I use them too. Quite regularly, in fact, not to write the posts on this blog, but to translate them e.g..
But to be honest, I’m starting to feel a bit tired of AI. Let me explain why.
Not because it cannot be useful. On the contrary. AI can genuinely help. In my own case, for example, it can be a practical tool for making blog posts easier to find in search engines.
Still, I notice that some irritations are slowly piling up.
The first issue is recognisability. If you read a lot of AI-generated text, you start to recognise it quite quickly. Sentences often have the same rhythm. Paragraphs follow a predictable structure. The nuance seems to be there, but it often feels as if everything comes from a kind of standard library. I like reading music websites and following popular culture. And yes, AI is clearly used quite a lot there.
The second issue is the small habits that repeat endlessly. Almost every answer ends with a new question or, more recently, with a kind of cliffhanger.
“Would you like me to expand on this?”
“Shall I also explain…?”
“Did you know that…?”
It is understandable. But after the hundredth time, it starts to feel like talking to someone who constantly tries to keep the conversation going. The difference between friends and AI: friends know when it is better to stay silent. And friends do not constantly tell you what you want to hear.
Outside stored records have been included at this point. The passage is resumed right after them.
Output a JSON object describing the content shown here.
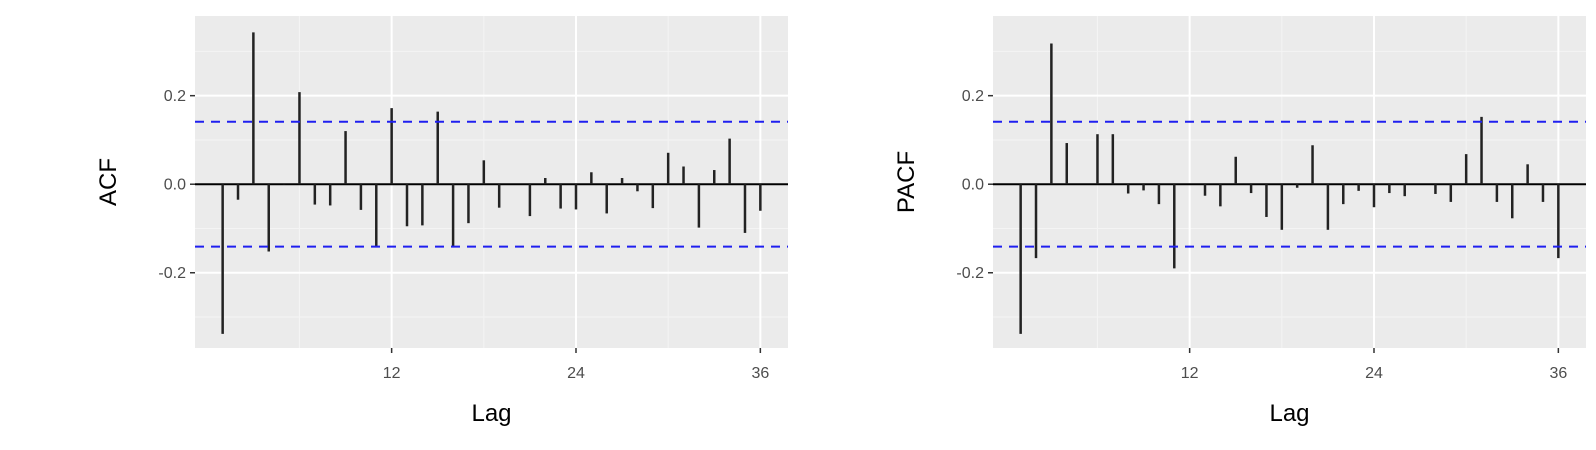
{
  "colors": {
    "panel_bg": "#EBEBEB",
    "grid_major": "#FFFFFF",
    "grid_minor": "#F4F4F4",
    "bar": "#222222",
    "zero_line": "#000000",
    "ci_line": "#1F1FF0",
    "tick_text": "#4D4D4D"
  },
  "chart_data": [
    {
      "type": "bar",
      "subtype": "correlogram",
      "title": "",
      "xlabel": "Lag",
      "ylabel": "ACF",
      "xlim": [
        -0.8,
        37.8
      ],
      "ylim": [
        -0.37,
        0.38
      ],
      "xticks": [
        12,
        24,
        36
      ],
      "xtick_labels": [
        "12",
        "24",
        "36"
      ],
      "yticks": [
        -0.2,
        0.0,
        0.2
      ],
      "ytick_labels": [
        "-0.2",
        "0.0",
        "0.2"
      ],
      "grid": true,
      "legend": "none",
      "ci_bounds": [
        0.141,
        -0.141
      ],
      "x": [
        1,
        2,
        3,
        4,
        5,
        6,
        7,
        8,
        9,
        10,
        11,
        12,
        13,
        14,
        15,
        16,
        17,
        18,
        19,
        20,
        21,
        22,
        23,
        24,
        25,
        26,
        27,
        28,
        29,
        30,
        31,
        32,
        33,
        34,
        35,
        36
      ],
      "values": [
        -0.338,
        -0.035,
        0.343,
        -0.152,
        0.002,
        0.208,
        -0.046,
        -0.048,
        0.12,
        -0.058,
        -0.142,
        0.172,
        -0.095,
        -0.093,
        0.164,
        -0.141,
        -0.088,
        0.054,
        -0.053,
        0.0,
        -0.072,
        0.014,
        -0.055,
        -0.057,
        0.027,
        -0.066,
        0.014,
        -0.016,
        -0.054,
        0.071,
        0.04,
        -0.098,
        0.032,
        0.103,
        -0.11,
        -0.06
      ]
    },
    {
      "type": "bar",
      "subtype": "correlogram",
      "title": "",
      "xlabel": "Lag",
      "ylabel": "PACF",
      "xlim": [
        -0.8,
        37.8
      ],
      "ylim": [
        -0.37,
        0.38
      ],
      "xticks": [
        12,
        24,
        36
      ],
      "xtick_labels": [
        "12",
        "24",
        "36"
      ],
      "yticks": [
        -0.2,
        0.0,
        0.2
      ],
      "ytick_labels": [
        "-0.2",
        "0.0",
        "0.2"
      ],
      "grid": true,
      "legend": "none",
      "ci_bounds": [
        0.141,
        -0.141
      ],
      "x": [
        1,
        2,
        3,
        4,
        5,
        6,
        7,
        8,
        9,
        10,
        11,
        12,
        13,
        14,
        15,
        16,
        17,
        18,
        19,
        20,
        21,
        22,
        23,
        24,
        25,
        26,
        27,
        28,
        29,
        30,
        31,
        32,
        33,
        34,
        35,
        36
      ],
      "values": [
        -0.338,
        -0.167,
        0.318,
        0.093,
        0.0,
        0.113,
        0.113,
        -0.021,
        -0.014,
        -0.045,
        -0.19,
        0.0,
        -0.026,
        -0.05,
        0.062,
        -0.02,
        -0.074,
        -0.103,
        -0.008,
        0.088,
        -0.103,
        -0.045,
        -0.015,
        -0.052,
        -0.02,
        -0.027,
        0.0,
        -0.022,
        -0.04,
        0.068,
        0.152,
        -0.04,
        -0.077,
        0.045,
        -0.04,
        -0.167
      ]
    }
  ]
}
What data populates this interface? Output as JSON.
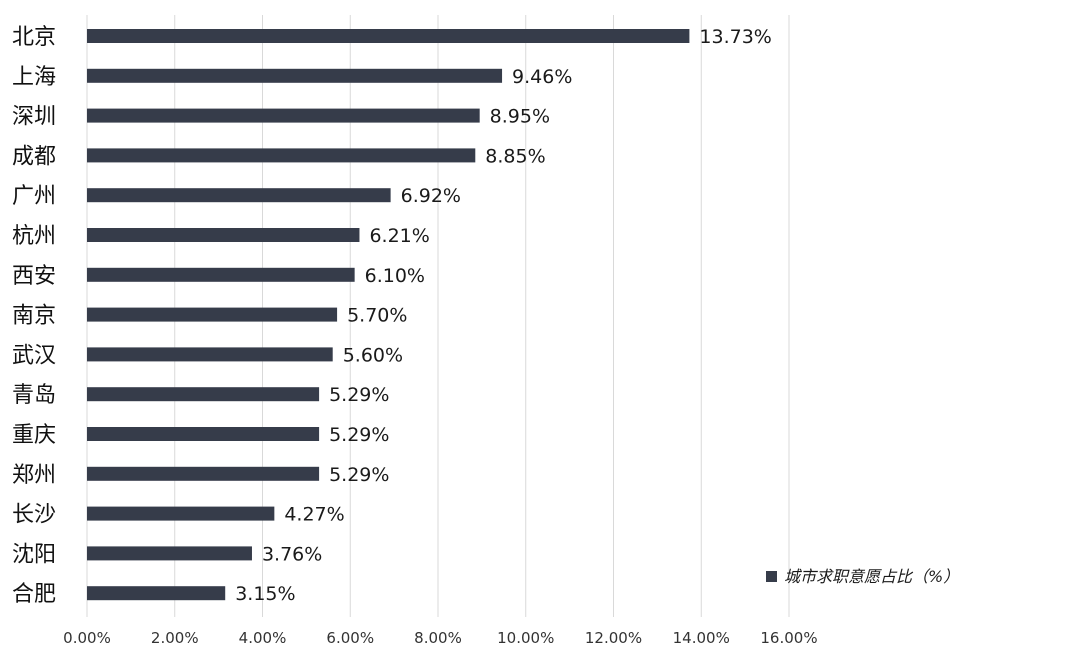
{
  "chart_data": {
    "type": "bar",
    "orientation": "horizontal",
    "categories": [
      "北京",
      "上海",
      "深圳",
      "成都",
      "广州",
      "杭州",
      "西安",
      "南京",
      "武汉",
      "青岛",
      "重庆",
      "郑州",
      "长沙",
      "沈阳",
      "合肥"
    ],
    "series": [
      {
        "name": "城市求职意愿占比（%）",
        "values": [
          13.73,
          9.46,
          8.95,
          8.85,
          6.92,
          6.21,
          6.1,
          5.7,
          5.6,
          5.29,
          5.29,
          5.29,
          4.27,
          3.76,
          3.15
        ],
        "labels": [
          "13.73%",
          "9.46%",
          "8.95%",
          "8.85%",
          "6.92%",
          "6.21%",
          "6.10%",
          "5.70%",
          "5.60%",
          "5.29%",
          "5.29%",
          "5.29%",
          "4.27%",
          "3.76%",
          "3.15%"
        ]
      }
    ],
    "xlim": [
      0,
      16
    ],
    "xticks": [
      0,
      2,
      4,
      6,
      8,
      10,
      12,
      14,
      16
    ],
    "xtick_labels": [
      "0.00%",
      "2.00%",
      "4.00%",
      "6.00%",
      "8.00%",
      "10.00%",
      "12.00%",
      "14.00%",
      "16.00%"
    ],
    "grid": "vertical",
    "legend_position": "bottom-right",
    "bar_color": "#363c4a",
    "grid_color": "#d9d9d9",
    "title": "",
    "xlabel": "",
    "ylabel": ""
  }
}
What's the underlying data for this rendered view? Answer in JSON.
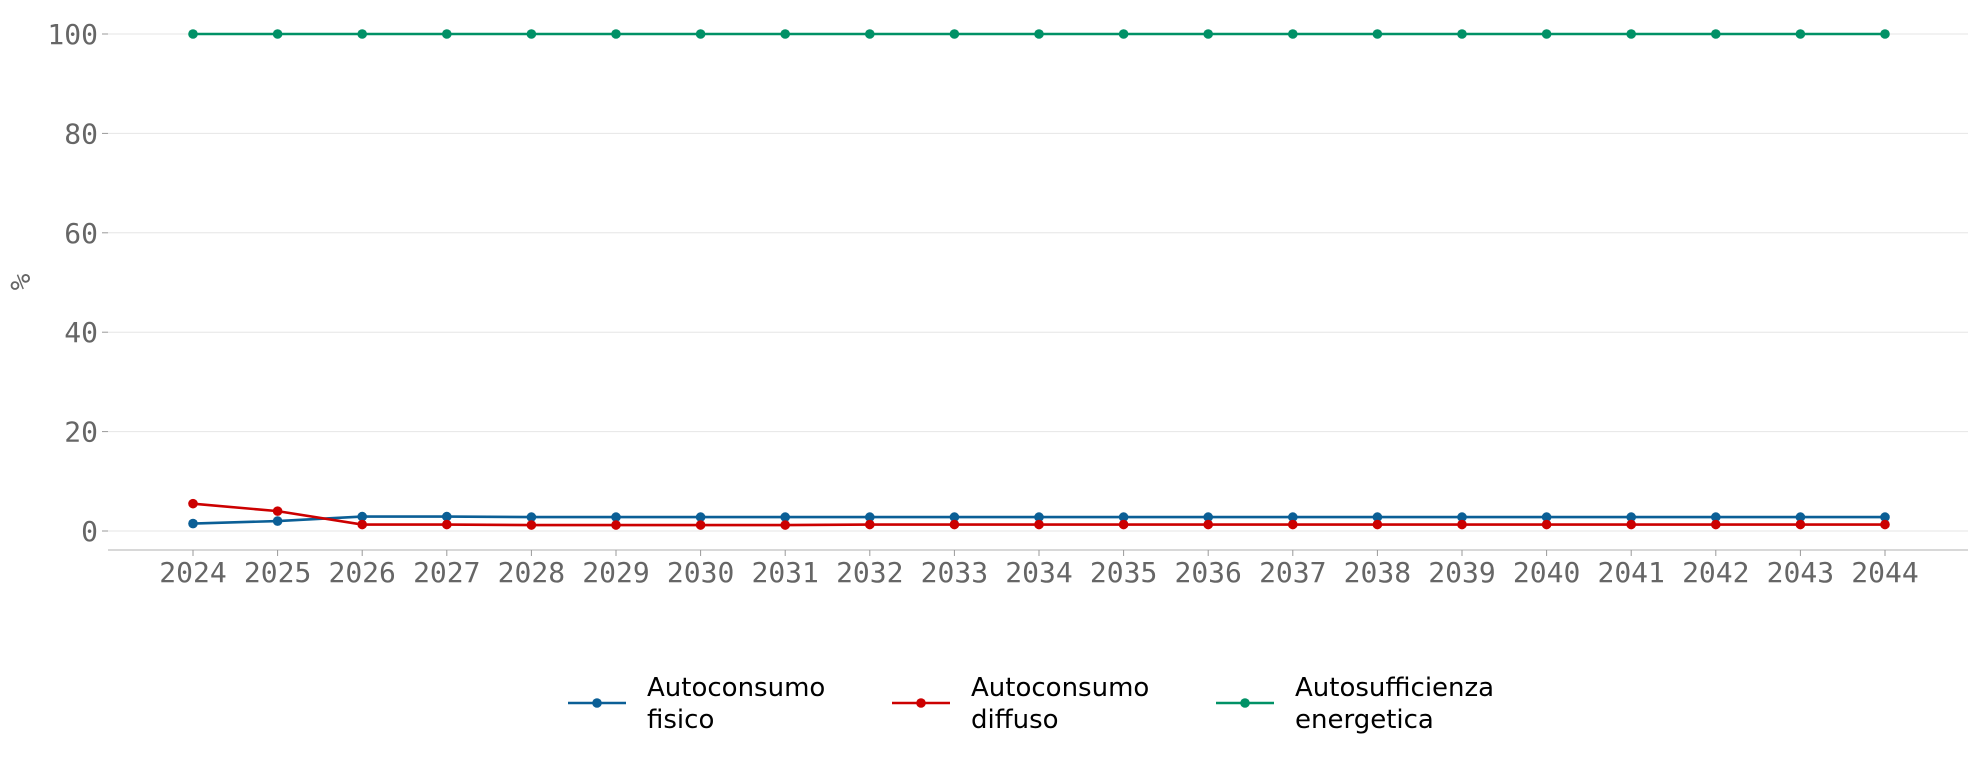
{
  "chart_data": {
    "type": "line",
    "title": "",
    "xlabel": "",
    "ylabel": "%",
    "ylim": [
      0,
      100
    ],
    "yticks": [
      0,
      20,
      40,
      60,
      80,
      100
    ],
    "grid": "horizontal",
    "legend_position": "bottom-center",
    "x": [
      "2024",
      "2025",
      "2026",
      "2027",
      "2028",
      "2029",
      "2030",
      "2031",
      "2032",
      "2033",
      "2034",
      "2035",
      "2036",
      "2037",
      "2038",
      "2039",
      "2040",
      "2041",
      "2042",
      "2043",
      "2044"
    ],
    "series": [
      {
        "name": "Autoconsumo fisico",
        "label_lines": [
          "Autoconsumo",
          "fisico"
        ],
        "color": "#0b5f96",
        "values": [
          1.5,
          2.0,
          2.9,
          2.9,
          2.8,
          2.8,
          2.8,
          2.8,
          2.8,
          2.8,
          2.8,
          2.8,
          2.8,
          2.8,
          2.8,
          2.8,
          2.8,
          2.8,
          2.8,
          2.8,
          2.8
        ]
      },
      {
        "name": "Autoconsumo diffuso",
        "label_lines": [
          "Autoconsumo",
          "diffuso"
        ],
        "color": "#cc0000",
        "values": [
          5.5,
          4.0,
          1.3,
          1.3,
          1.2,
          1.2,
          1.2,
          1.2,
          1.3,
          1.3,
          1.3,
          1.3,
          1.3,
          1.3,
          1.3,
          1.3,
          1.3,
          1.3,
          1.3,
          1.3,
          1.3
        ]
      },
      {
        "name": "Autosufficienza energetica",
        "label_lines": [
          "Autosufficienza",
          "energetica"
        ],
        "color": "#009166",
        "values": [
          100,
          100,
          100,
          100,
          100,
          100,
          100,
          100,
          100,
          100,
          100,
          100,
          100,
          100,
          100,
          100,
          100,
          100,
          100,
          100,
          100
        ]
      }
    ]
  }
}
And then there is the last issue: errors. I deliberately avoid the word hallucinations here and simply call them what they are. AI can formulate things impressively well. But that does not mean the content is always correct. Sometimes something is slightly off. A source that does not exist. A reasoning step that does not quite work. A study that is described incorrectly.
If you know the topic well, those mistakes often jump out immediately. If you do not, they are much harder to spot. I occasionally run a simple test. I ask AI something about a topic or a book I know well. And tools like ChatGPT or Grok still fail that test more often than one might expect. I also suspect this does not happen only with the topics I check.
Some people respond, “But it is getting better.” Perhaps. But that is honestly not my personal experience.
I suspect this is part of the core of my AI fatigue. AI often works best for people who do not really need it. If you already have enough background knowledge, you can filter out the mistakes and keep what is useful. If you do not have that knowledge, it is much easier to trust the answer as it is. And at the same time, those without that prior knowledge may be the ones who rely on it the most.
None of this means AI will disappear. Search engines did not disappear either when it became clear that the first results could be misleading or incorrect. But it does suggest that the first phase of unconditional fascination may slowly be giving way to something else: familiarity.
And in my case, a little irritation.
Perhaps that is actually a good sign. New technologies often start with hype. Then comes the phase where we begin to see their limitations. Only after that do we arrive at a more realistic way of using them.